People are willing to have these tough conversations right now. They’re willing to reimagine sports, police, and what their city should look like. Most of the NOlympics members are millennials, and you don’t even need to make the climate change argument to them. They understand intuitively what carbon and climate implications are when 100,000 tourists come to a city. Whether we can turn these conversations into actionable, meaningful change is the part that we’re grappling with.  

You told LAist that you’ve been able to convince people in five minutes that the games are “a bad idea.” I’m curious what kinds of people you’re talking to. Are you cold-approaching individuals on the street? And has there been a circumstance in which you’ve spoken to someone who thinks the Olympics are an opportunity for unity and pride — something that LA will look back on fondly, as some still do with the ‘84 Olympics?

We’ve talked to all sorts of folks and in many different languages across LA.  The majority are renters.

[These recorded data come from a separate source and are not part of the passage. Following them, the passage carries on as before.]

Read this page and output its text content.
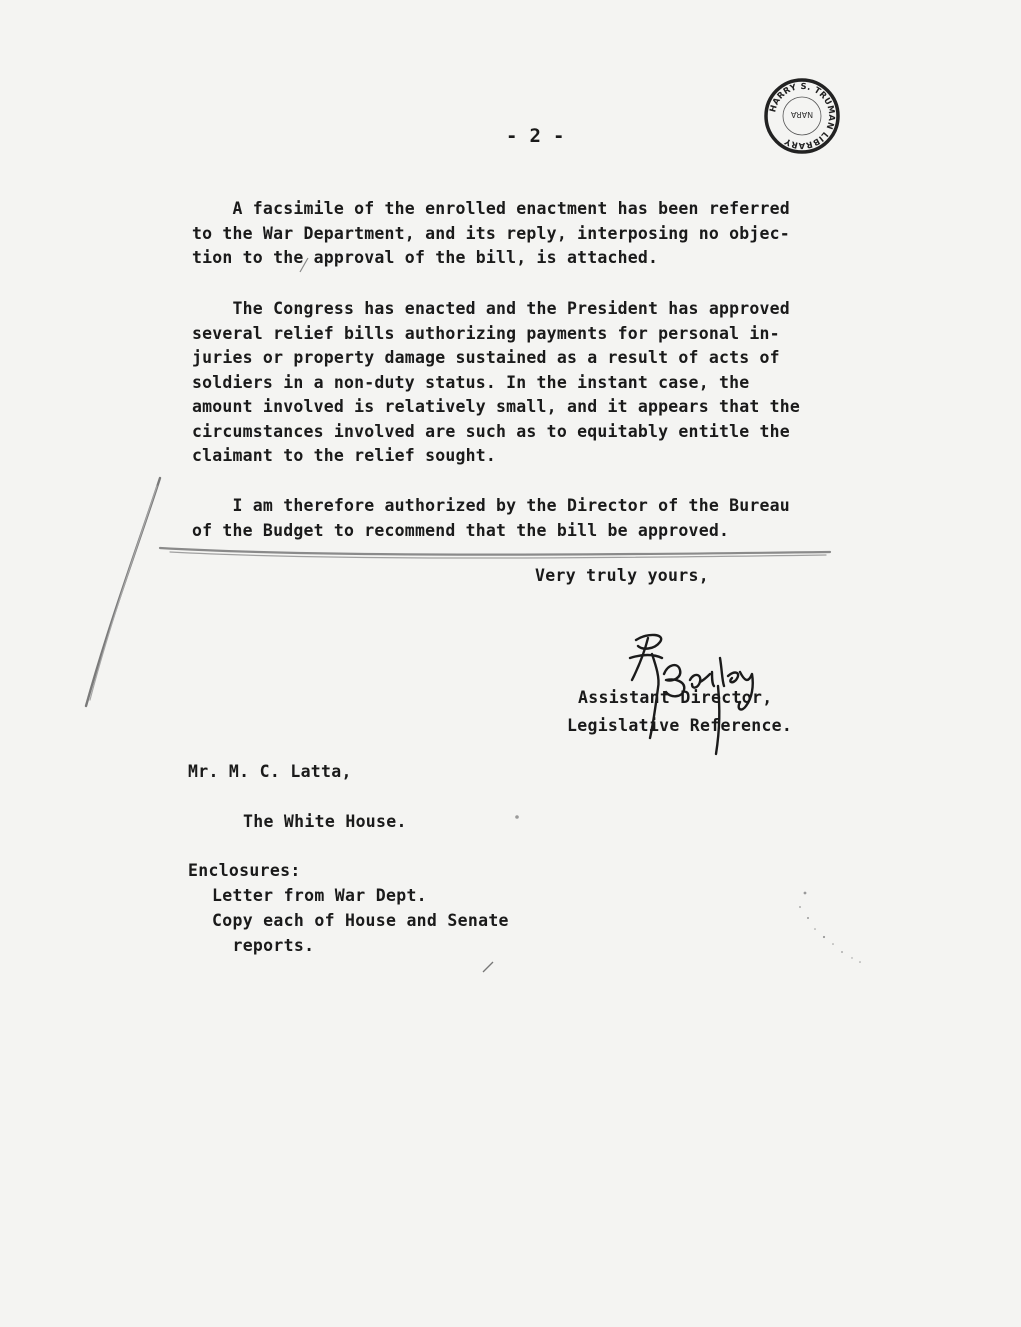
- 2 -
HARRY S. TRUMAN LIBRARY
NARA
A facsimile of the enrolled enactment has been referred
to the War Department, and its reply, interposing no objec-
tion to the approval of the bill, is attached.
The Congress has enacted and the President has approved
several relief bills authorizing payments for personal in-
juries or property damage sustained as a result of acts of
soldiers in a non-duty status. In the instant case, the
amount involved is relatively small, and it appears that the
circumstances involved are such as to equitably entitle the
claimant to the relief sought.
I am therefore authorized by the Director of the Bureau
of the Budget to recommend that the bill be approved.
Very truly yours,
Bailey
Assistant Director,
Legislative Reference.
Mr. M. C. Latta,
The White House.
Enclosures:
Letter from War Dept.
Copy each of House and Senate
reports.
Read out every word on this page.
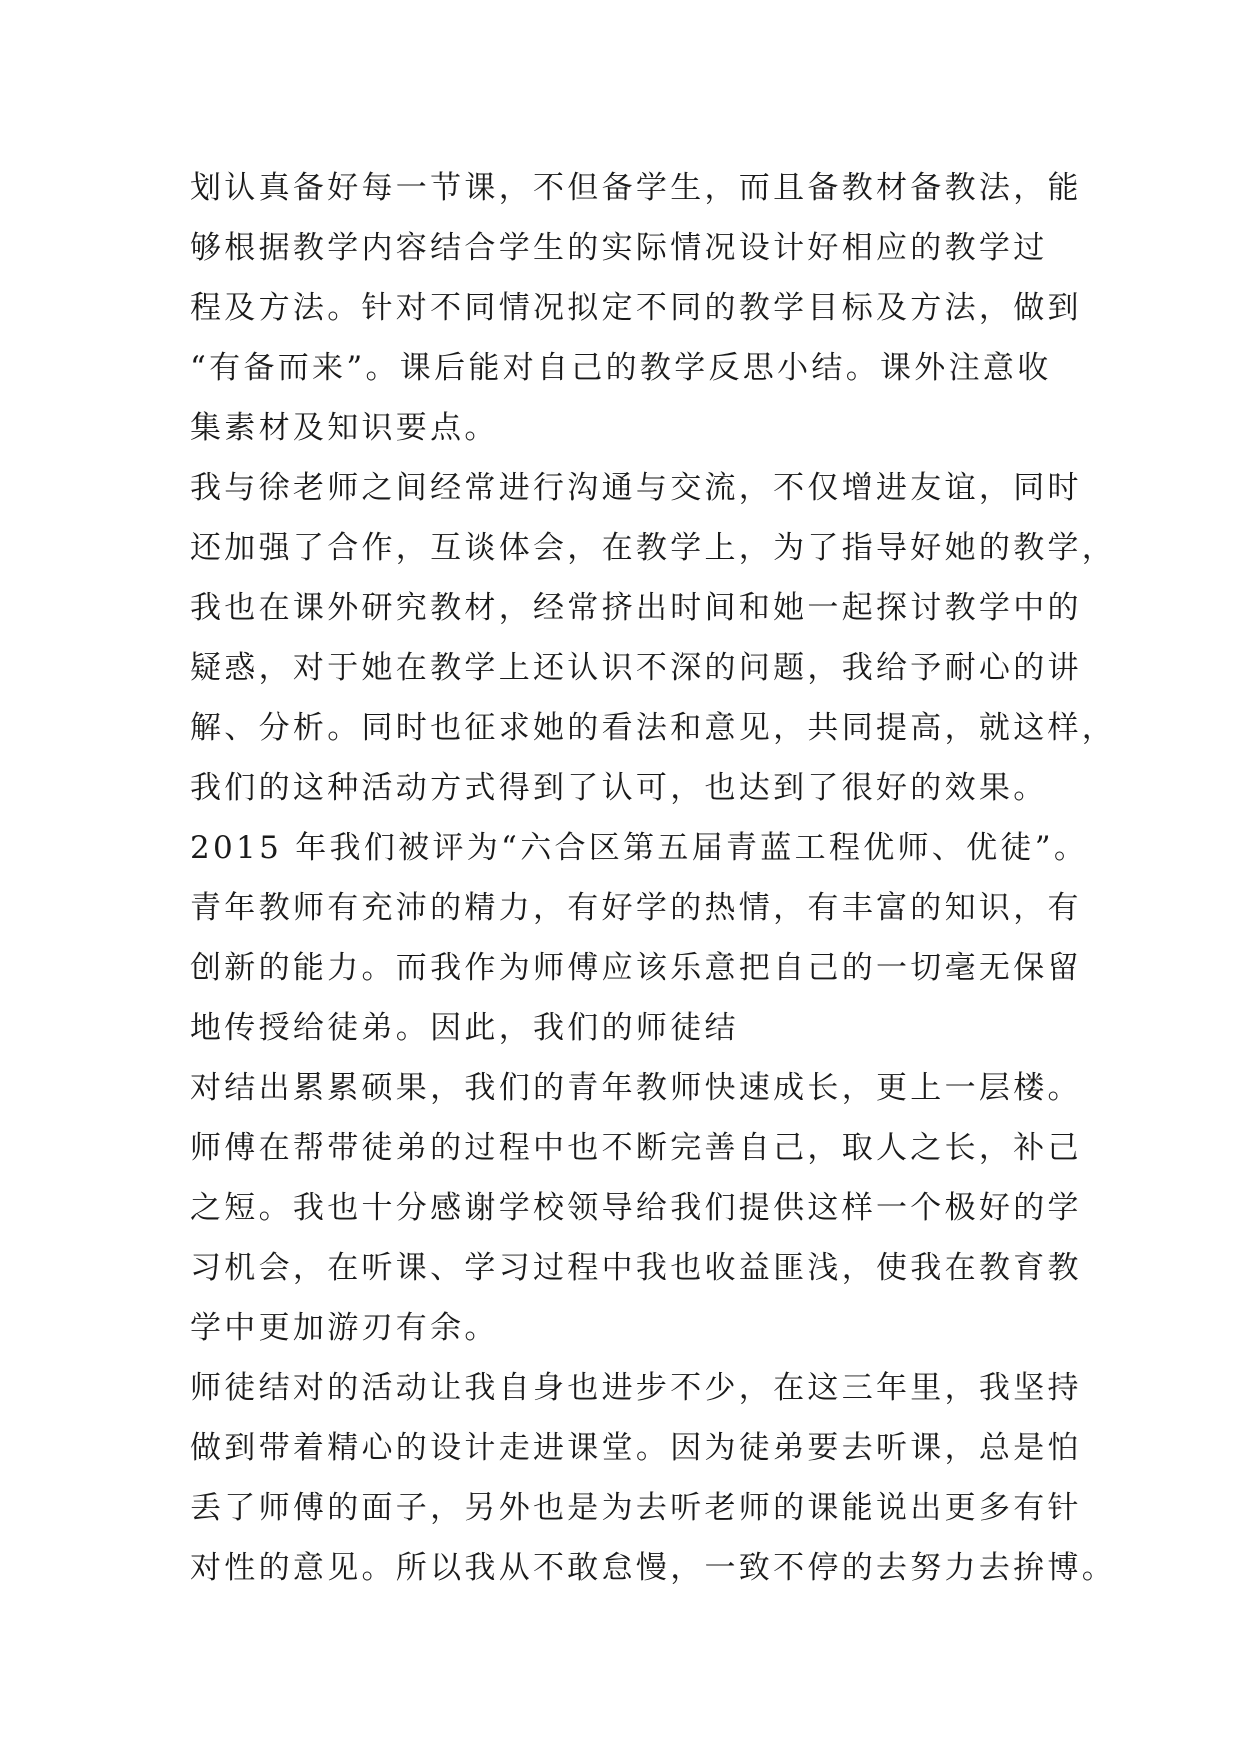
划认真备好每一节课，不但备学生，而且备教材备教法，能
够根据教学内容结合学生的实际情况设计好相应的教学过
程及方法。针对不同情况拟定不同的教学目标及方法，做到
“有备而来”。课后能对自己的教学反思小结。课外注意收
集素材及知识要点。
我与徐老师之间经常进行沟通与交流，不仅增进友谊，同时
还加强了合作，互谈体会，在教学上，为了指导好她的教学，
我也在课外研究教材，经常挤出时间和她一起探讨教学中的
疑惑，对于她在教学上还认识不深的问题，我给予耐心的讲
解、分析。同时也征求她的看法和意见，共同提高，就这样，
我们的这种活动方式得到了认可，也达到了很好的效果。
2015 年我们被评为“六合区第五届青蓝工程优师、优徒”。
青年教师有充沛的精力，有好学的热情，有丰富的知识，有
创新的能力。而我作为师傅应该乐意把自己的一切毫无保留
地传授给徒弟。因此，我们的师徒结
对结出累累硕果，我们的青年教师快速成长，更上一层楼。
师傅在帮带徒弟的过程中也不断完善自己，取人之长，补己
之短。我也十分感谢学校领导给我们提供这样一个极好的学
习机会，在听课、学习过程中我也收益匪浅，使我在教育教
学中更加游刃有余。
师徒结对的活动让我自身也进步不少，在这三年里，我坚持
做到带着精心的设计走进课堂。因为徒弟要去听课，总是怕
丢了师傅的面子，另外也是为去听老师的课能说出更多有针
对性的意见。所以我从不敢怠慢，一致不停的去努力去拚博。
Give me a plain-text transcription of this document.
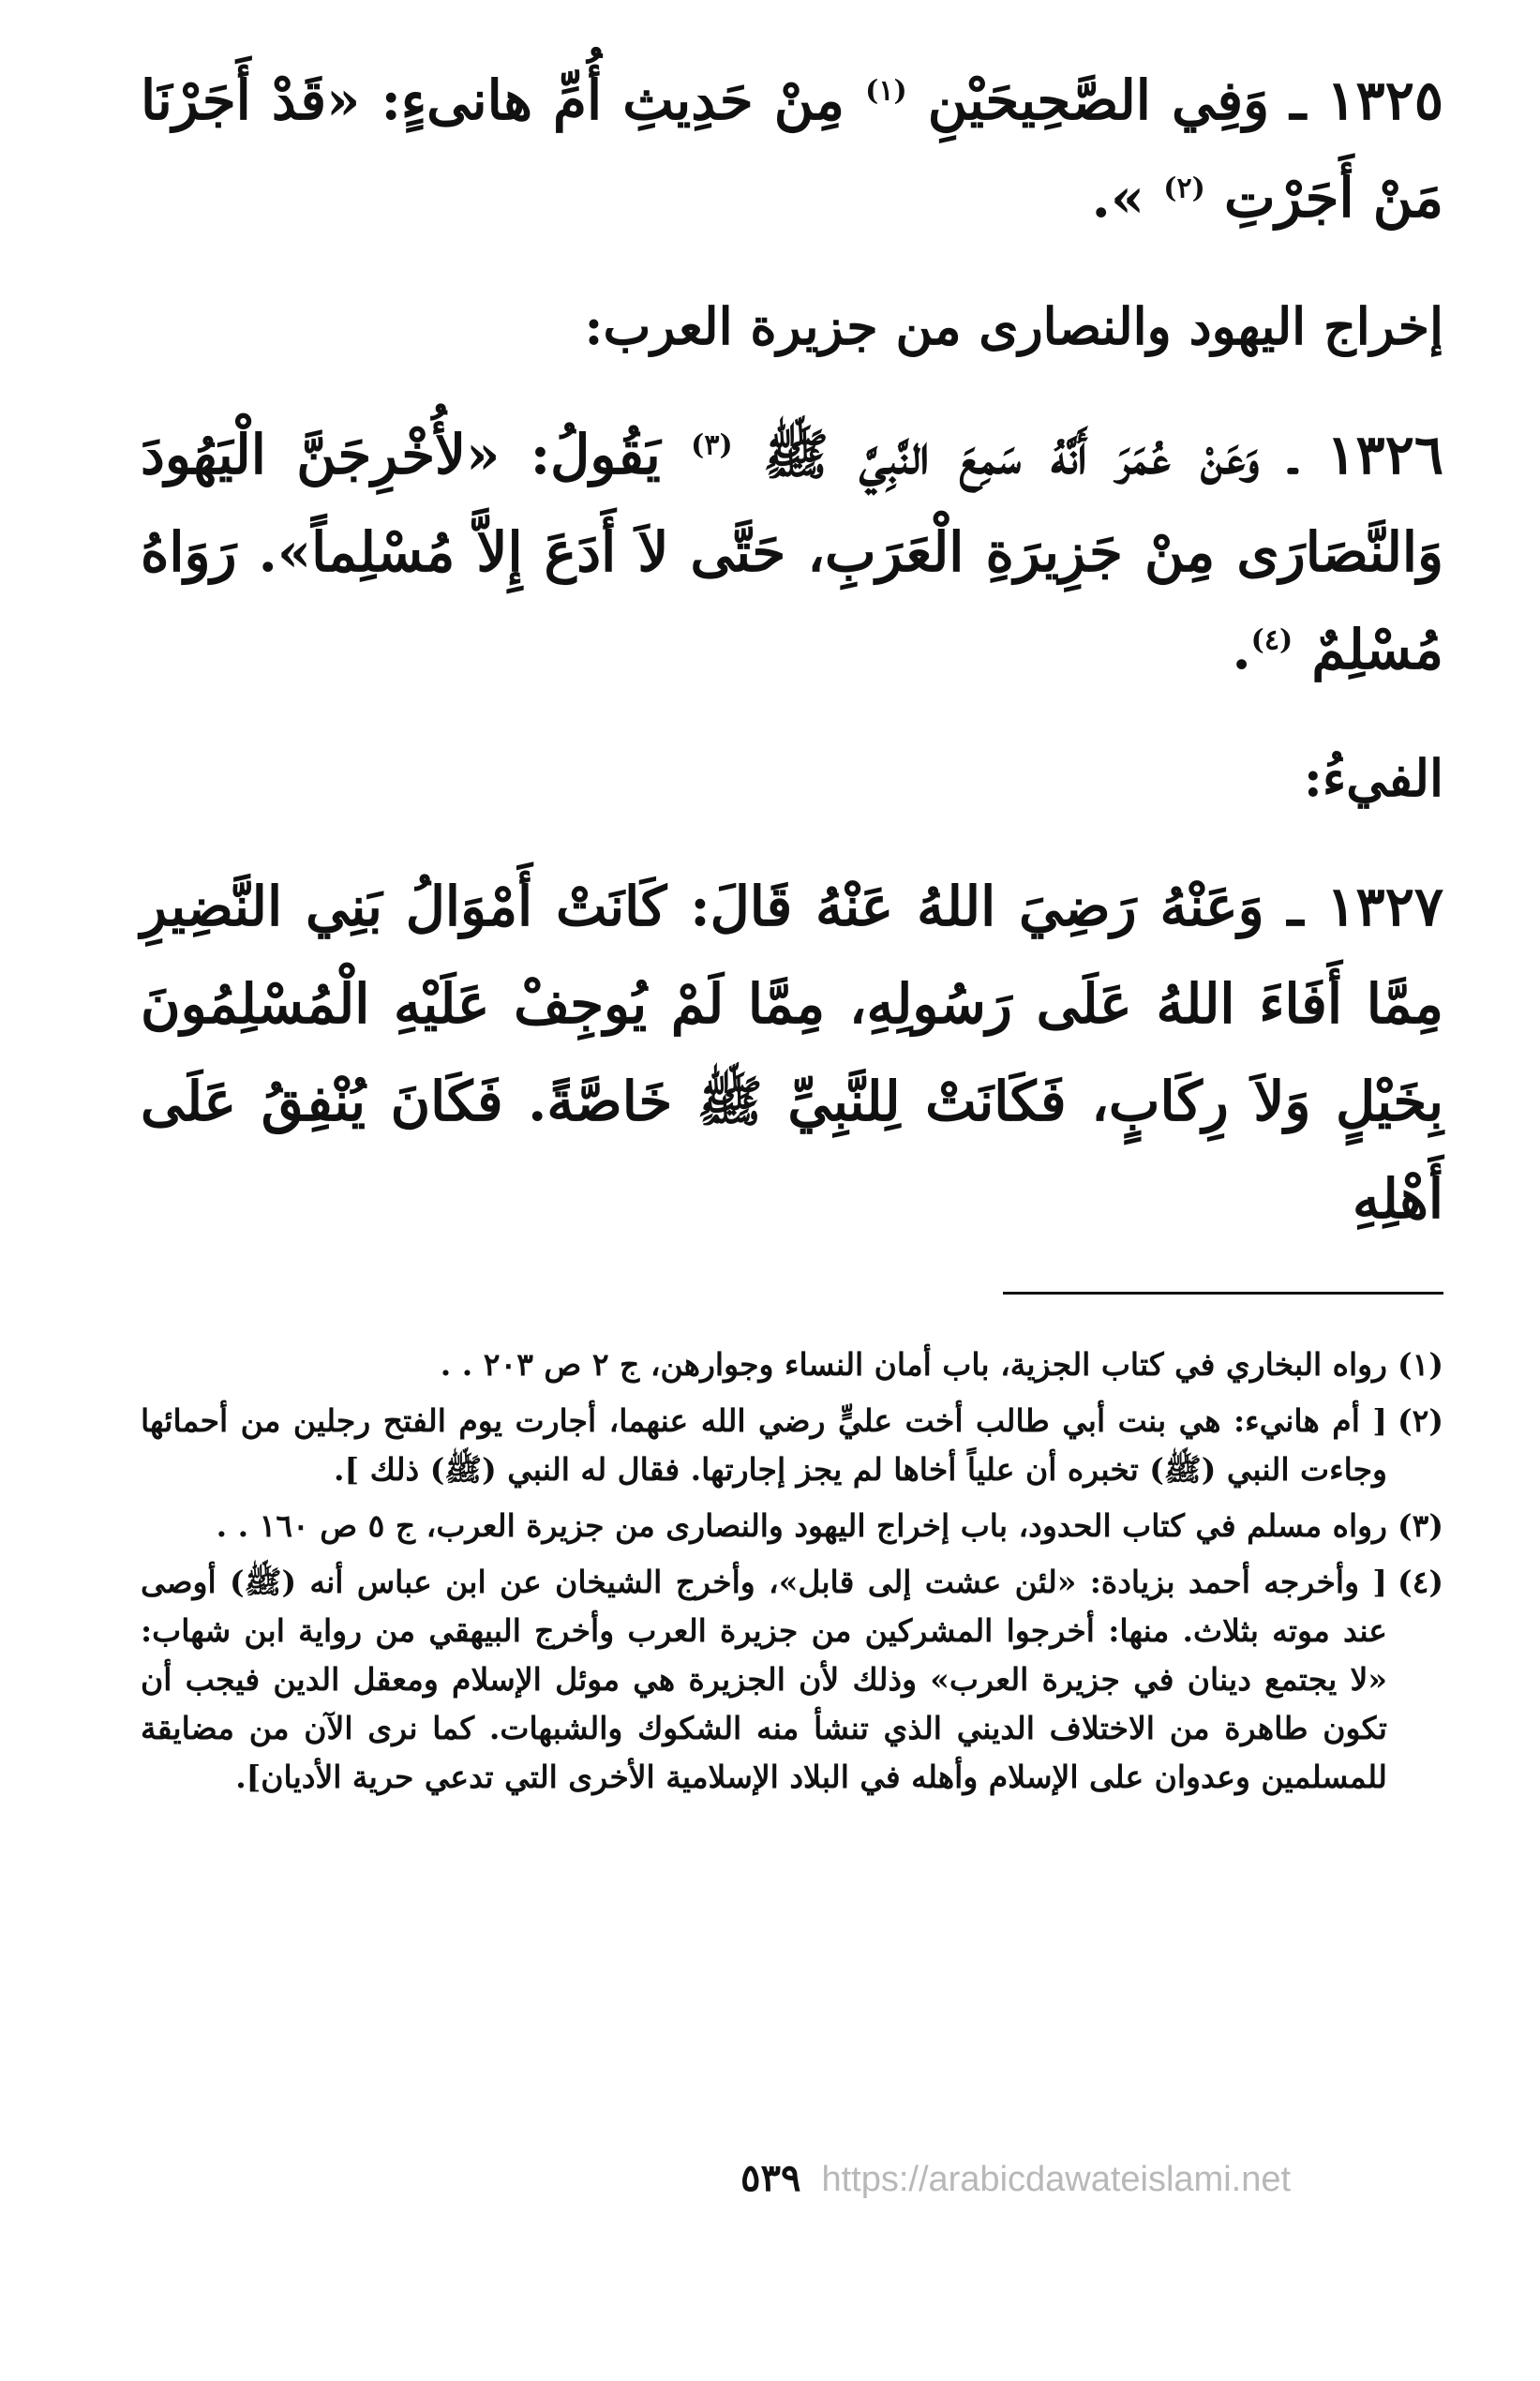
١٣٢٥ ـ وَفِي الصَّحِيحَيْنِ $^{(١)}$ مِنْ حَدِيثِ أُمِّ هانىءٍ: «قَدْ أَجَرْنَا مَنْ أَجَرْتِ $^{(٢)}$ ».

إخراج اليهود والنصارى من جزيرة العرب:

١٣٢٦ ـ وَعَنْ عُمَرَ أَنَّهُ سَمِعَ النَّبِيَّ ﷺ $^{(٣)}$ يَقُولُ: «لأُخْرِجَنَّ الْيَهُودَ وَالنَّصَارَى مِنْ جَزِيرَةِ الْعَرَبِ، حَتَّى لاَ أَدَعَ إِلاَّ مُسْلِماً». رَوَاهُ مُسْلِمٌ $^{(٤)}$.

الفيءُ:

١٣٢٧ ـ وَعَنْهُ رَضِيَ اللهُ عَنْهُ قَالَ: كَانَتْ أَمْوَالُ بَنِي النَّضِيرِ مِمَّا أَفَاءَ اللهُ عَلَى رَسُولِهِ، مِمَّا لَمْ يُوجِفْ عَلَيْهِ الْمُسْلِمُونَ بِخَيْلٍ وَلاَ رِكَابٍ، فَكَانَتْ لِلنَّبِيِّ ﷺ خَاصَّةً. فَكَانَ يُنْفِقُ عَلَى أَهْلِهِ

(١)
رواه البخاري في كتاب الجزية، باب أمان النساء وجوارهن، ج ٢ ص ٢٠٣ . .
(٢)
[ أم هانيء: هي بنت أبي طالب أخت عليٍّ رضي الله عنهما، أجارت يوم الفتح رجلين من أحمائها وجاءت النبي (ﷺ) تخبره أن علياً أخاها لم يجز إجارتها. فقال له النبي (ﷺ) ذلك ].
(٣)
رواه مسلم في كتاب الحدود، باب إخراج اليهود والنصارى من جزيرة العرب، ج ٥ ص ١٦٠ . .
(٤)
[ وأخرجه أحمد بزيادة: «لئن عشت إلى قابل»، وأخرج الشيخان عن ابن عباس أنه (ﷺ) أوصى عند موته بثلاث. منها: أخرجوا المشركين من جزيرة العرب وأخرج البيهقي من رواية ابن شهاب: «لا يجتمع دينان في جزيرة العرب» وذلك لأن الجزيرة هي موئل الإسلام ومعقل الدين فيجب أن تكون طاهرة من الاختلاف الديني الذي تنشأ منه الشكوك والشبهات. كما نرى الآن من مضايقة للمسلمين وعدوان على الإسلام وأهله في البلاد الإسلامية الأخرى التي تدعي حرية الأديان].
٥٣٩ https://arabicdawateislami.net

In 2019, we were doing tenant organizing in major areas of Olympic hotel developments like Hollywood, which is the tourist zone for 2028, Downtown LA, and Venice. In Hollywood, we knocked on thousands of doors. We’d meet people at their doors, at the metro, or on the streets sometimes. We’ve done phone banking. We’ve worked with librarians who were trying to kick cops out of the LA library system. We work with academics, high school students in East LA, Ph.D. students and professors at USC and UCLA, and media folks.  

At West Hollywood Pride in 2017, we went out to support our queer comrades. We even talked to some cops who understood our argument. But there was one person that I talked to that day who was well-informed and knew all the talking points, as well as the implications. I said, “The only way you could possibly support the Olympics is if you are one of the developers.” And he smiled. He was a developer. I was never going to convince him because he stands to profit off of the Olympics. So, yes, there are a bunch of rich people and individuals with positive memories from ‘84, but we still feel that’s a beatable minority.

We’ve found that a lot of people we speak to are politically checked out and don’t think they can do anything about the Olympics. But I can work with that; I can work with people who feel like they’ve been left out of the political system, because most of us have. We’ve gotten good about meeting people we’re there at.   

So, how do you actually ban the Olympics?

It starts with the people in positions of power. There’s a couple of people on City Council who are highly skeptical of the bid because of our work. There’s one person who will be taking over a seat soon who told me personally that he is not a supporter of the Olympics. There are also progressives that I would love to see in office. And, luckily, most of the people who were part of the initial rubber-stamping will be termed out across the board. All of these new players present organizing opportunities for us. If City Hall was filled with people who were skeptical or critical of the bid, that would absolutely help us kill the bid.

But there’s still a decent amount of public education we need to do. We could go through a ballot measure, find a mayor who doesn’t want to destroy the city, or use a leftist flank to push against an adversarial City Council. There are so many budgetary and fiscal issues that there might be an opportunity to pick away at the project and deflate their sales. We don’t have it fully figured out yet, but we’re happy to be upfront about that. We’re listening to the city and what it needs, and right now, the city needs a lot of support.